Normally, if you transfer property into a personal trust, such as one for the benefit of you or your family members, you are deemed to have sold the property at its fair market value. As a result, any accrued capital gain will normally be triggered, and half of that gain will be included in your income as a taxable capital gain. The trust will be deemed to acquire the property at a cost equal to its fair market value.
However, in some cases, a tax-free “rollover” is allowed for transfers into trusts. By a “rollover”, we mean that you are deemed to have sold the property at your tax cost (so you have no gain for tax purposes), and the trust inherits the same cost.
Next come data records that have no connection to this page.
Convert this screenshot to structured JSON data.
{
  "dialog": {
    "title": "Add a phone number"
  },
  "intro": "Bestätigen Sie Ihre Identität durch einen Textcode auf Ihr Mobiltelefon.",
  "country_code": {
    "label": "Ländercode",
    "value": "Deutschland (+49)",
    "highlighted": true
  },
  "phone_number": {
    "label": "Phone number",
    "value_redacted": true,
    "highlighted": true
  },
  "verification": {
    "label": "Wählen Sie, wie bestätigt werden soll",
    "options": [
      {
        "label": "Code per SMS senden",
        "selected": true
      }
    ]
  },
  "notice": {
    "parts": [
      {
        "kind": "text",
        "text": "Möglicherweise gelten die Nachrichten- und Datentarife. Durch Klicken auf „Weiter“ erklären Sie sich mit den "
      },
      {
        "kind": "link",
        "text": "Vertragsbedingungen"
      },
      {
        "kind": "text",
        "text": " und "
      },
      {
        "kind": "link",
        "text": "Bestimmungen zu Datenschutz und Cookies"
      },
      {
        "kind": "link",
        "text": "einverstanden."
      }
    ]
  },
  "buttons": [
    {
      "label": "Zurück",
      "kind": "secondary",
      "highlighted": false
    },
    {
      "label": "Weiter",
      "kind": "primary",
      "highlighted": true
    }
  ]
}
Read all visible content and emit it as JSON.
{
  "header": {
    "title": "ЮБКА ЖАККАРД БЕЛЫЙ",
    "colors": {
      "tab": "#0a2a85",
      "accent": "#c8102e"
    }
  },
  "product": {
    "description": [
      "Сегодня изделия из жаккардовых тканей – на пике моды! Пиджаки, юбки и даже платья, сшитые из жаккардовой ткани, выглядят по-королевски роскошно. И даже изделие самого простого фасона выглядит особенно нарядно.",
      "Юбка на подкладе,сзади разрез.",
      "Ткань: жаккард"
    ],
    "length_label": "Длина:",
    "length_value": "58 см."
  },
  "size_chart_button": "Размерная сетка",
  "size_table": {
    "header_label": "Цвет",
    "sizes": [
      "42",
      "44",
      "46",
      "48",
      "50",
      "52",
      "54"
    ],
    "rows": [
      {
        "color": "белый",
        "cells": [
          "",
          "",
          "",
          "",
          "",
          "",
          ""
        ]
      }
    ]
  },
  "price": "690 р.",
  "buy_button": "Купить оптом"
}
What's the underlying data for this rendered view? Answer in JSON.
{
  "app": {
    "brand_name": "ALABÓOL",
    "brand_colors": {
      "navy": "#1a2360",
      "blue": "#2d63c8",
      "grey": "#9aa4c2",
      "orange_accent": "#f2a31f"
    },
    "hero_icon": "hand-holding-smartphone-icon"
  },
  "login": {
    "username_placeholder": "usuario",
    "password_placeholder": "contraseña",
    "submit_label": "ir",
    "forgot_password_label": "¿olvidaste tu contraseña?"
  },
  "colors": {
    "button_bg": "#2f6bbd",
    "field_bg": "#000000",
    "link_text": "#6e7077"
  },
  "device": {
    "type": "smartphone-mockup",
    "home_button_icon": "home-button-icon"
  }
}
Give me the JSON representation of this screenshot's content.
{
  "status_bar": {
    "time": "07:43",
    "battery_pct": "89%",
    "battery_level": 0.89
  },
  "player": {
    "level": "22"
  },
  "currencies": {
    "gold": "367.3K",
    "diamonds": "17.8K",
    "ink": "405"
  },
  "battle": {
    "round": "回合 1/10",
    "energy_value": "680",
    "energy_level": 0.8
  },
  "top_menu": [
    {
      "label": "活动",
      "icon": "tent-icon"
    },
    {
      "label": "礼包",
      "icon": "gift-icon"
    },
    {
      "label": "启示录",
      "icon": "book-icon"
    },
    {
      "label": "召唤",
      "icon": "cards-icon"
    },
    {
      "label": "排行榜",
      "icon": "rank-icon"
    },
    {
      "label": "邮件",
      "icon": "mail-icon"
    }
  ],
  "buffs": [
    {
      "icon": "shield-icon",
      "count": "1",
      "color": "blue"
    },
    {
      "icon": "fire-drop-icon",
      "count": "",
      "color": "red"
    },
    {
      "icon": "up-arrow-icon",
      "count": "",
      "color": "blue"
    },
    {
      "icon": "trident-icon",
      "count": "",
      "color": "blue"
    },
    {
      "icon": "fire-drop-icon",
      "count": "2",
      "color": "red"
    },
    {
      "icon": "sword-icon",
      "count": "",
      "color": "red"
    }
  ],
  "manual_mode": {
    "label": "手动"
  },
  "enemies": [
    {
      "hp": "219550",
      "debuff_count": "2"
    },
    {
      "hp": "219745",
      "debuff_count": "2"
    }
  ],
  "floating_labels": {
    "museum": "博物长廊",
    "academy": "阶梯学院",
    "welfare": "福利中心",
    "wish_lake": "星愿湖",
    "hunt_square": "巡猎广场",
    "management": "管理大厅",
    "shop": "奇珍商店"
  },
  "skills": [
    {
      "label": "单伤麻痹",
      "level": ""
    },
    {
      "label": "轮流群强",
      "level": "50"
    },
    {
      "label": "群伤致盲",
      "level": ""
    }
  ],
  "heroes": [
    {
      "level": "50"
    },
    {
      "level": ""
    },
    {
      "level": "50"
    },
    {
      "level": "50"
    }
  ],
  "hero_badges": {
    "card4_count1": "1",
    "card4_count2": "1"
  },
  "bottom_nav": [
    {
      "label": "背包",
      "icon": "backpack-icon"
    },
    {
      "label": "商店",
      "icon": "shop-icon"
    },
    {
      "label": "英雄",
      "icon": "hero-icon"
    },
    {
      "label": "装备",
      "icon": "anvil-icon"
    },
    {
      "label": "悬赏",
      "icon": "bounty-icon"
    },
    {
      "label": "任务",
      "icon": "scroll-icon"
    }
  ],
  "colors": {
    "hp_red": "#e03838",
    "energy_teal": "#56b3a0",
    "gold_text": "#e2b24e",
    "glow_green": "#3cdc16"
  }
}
The main examples of these trusts are summarized below.
Spousal or Common-law Partner Trusts
A rollover is allowed for property transferred to this type of trust. Generally, the trust must meet the following criteria:
- The trust is resident in Canada;
- Your spouse (or common-law partner) is a beneficiary of the trust;
- During the lifetime of your spouse, your spouse is entitled to all of the income of the trust and no one else may receive or use the capital of the trust. However, the trust can provide that your children or other beneficiaries are entitled to income or capital after your spouse’s death; and
- If the trust is created upon your death – e.g. under your will – the property must “vest indefeasibly” in the trust within 36 months of your death or such longer time as the CRA may allow. “Vest indefeasibly” generally means that the trust becomes the owner of the property without any outstanding conditions.
On your spouse’s death, the trust will have a deemed disposition of its properties at fair market value, which will trigger any accrued capital gains and capital losses. This may result in a tax liability for the trust at that time.
Joint Spousal or Common-law Partner Trusts
The criteria are similar to those described above, except that you and your spouse are joint-beneficiaries of the trust. The requirements relating to entitlement to income and use of capital apply to both you and your spouse during your lifetimes, until the later of your deaths. The deemed disposition also takes place at the later of your deaths.
Furthermore, you must be at least 65 years old at the time of the transfer to the trust.
Alter Ego Trusts
Again, the criteria are similar, except that you are a beneficiary of the trust. The entitlement to income and use of capital requirements apply to you while you are alive. The deemed disposition takes place upon your death.
You must be at least 65 at the time of the transfer to the trust.
Of course, the good news regarding the above trusts is the tax-free rollover. However, there are some restrictions that can lead to bad news.
For example, if the trust pays any income to a beneficiary other than the lifetime beneficiary described above (you and / or your spouse, as the case may be), while the lifetime beneficiary is alive, the payment is not deductible for the trust even though it is included in the other beneficiary’s income. This will lead to double taxation, since both the trust and the other beneficiary will be taxed on the income.
If the trust distributes property to the lifetime beneficiary, the distribution is usually tax-free. However, if the property is distributed to another beneficiary while the lifetime beneficiary is alive, it is deemed to have been sold at fair market value.